After implementing the new tax, the Central Bank calls on the commercial banks to activate credit cards

The Central Bank of Libya (CBL) called on the directors of commercial banks to activate all services related to purchasing foreign currency for the purpose of study and treatment abroad and issuing credit cards to companies and small businesses in accordance with the bank’s guidelines.

The CBL stated in a letter from the Monetary Manager that several complaints had been received about the banks not activating the aforementioned services.

On March 19, the Central Bank of Libya referred to the decree of the Speaker of the House of Representatives, Aguila Saleh, to impose a 27% tax on the selling price of foreign exchange to commercial banks.
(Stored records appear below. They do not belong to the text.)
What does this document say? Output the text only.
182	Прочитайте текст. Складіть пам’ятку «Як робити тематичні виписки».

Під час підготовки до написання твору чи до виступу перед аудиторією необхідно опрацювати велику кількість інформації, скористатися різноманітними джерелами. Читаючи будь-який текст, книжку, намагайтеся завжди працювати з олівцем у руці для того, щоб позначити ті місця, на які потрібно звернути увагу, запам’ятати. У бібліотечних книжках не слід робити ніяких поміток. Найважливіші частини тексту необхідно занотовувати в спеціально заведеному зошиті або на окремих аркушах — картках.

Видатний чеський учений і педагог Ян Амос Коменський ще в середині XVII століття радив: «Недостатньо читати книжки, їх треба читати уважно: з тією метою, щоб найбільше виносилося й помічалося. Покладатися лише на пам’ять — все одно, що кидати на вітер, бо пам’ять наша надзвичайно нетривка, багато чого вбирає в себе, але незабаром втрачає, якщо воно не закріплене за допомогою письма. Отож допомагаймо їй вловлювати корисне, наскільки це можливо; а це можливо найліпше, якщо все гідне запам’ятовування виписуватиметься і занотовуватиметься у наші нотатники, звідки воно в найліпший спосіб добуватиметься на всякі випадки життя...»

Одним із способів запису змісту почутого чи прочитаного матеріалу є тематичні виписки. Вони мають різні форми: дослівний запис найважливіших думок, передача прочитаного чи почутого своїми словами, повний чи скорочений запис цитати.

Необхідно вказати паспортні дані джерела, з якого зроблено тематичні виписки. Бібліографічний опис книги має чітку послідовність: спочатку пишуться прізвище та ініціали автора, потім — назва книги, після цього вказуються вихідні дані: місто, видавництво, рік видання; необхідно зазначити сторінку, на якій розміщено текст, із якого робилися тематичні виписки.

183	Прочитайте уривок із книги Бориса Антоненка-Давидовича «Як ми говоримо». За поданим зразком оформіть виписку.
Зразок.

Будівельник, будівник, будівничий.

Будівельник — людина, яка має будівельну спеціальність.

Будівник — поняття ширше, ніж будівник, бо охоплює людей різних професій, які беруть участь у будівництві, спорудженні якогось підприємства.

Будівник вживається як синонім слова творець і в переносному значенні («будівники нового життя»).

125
In a letter addressed to commercial banks, the Central Bank requested facilitating procedures for dealing in foreign exchange, including opening documentary credits for all purposes and all goods and services.

The Central Bank alerted bank managers to the need for the customer to submit a declaration pledging his agreement to accept the price plus the prescribed tax.

Aguila Saleh had previously issued a decree to impose a fee on the official foreign exchange rate of 27% for all purposes, effective until the end of the current year 2024, after a proposal from the Governor of the Central Bank, Al-Siddiq Al-Kabir was submitted.

Aguila’s decree was rejected by some members of the House of Representatives and the Hgh Council of State, who stressed that this tax would harm the citizens’ income, warning also of its consequences on the Libyan economy.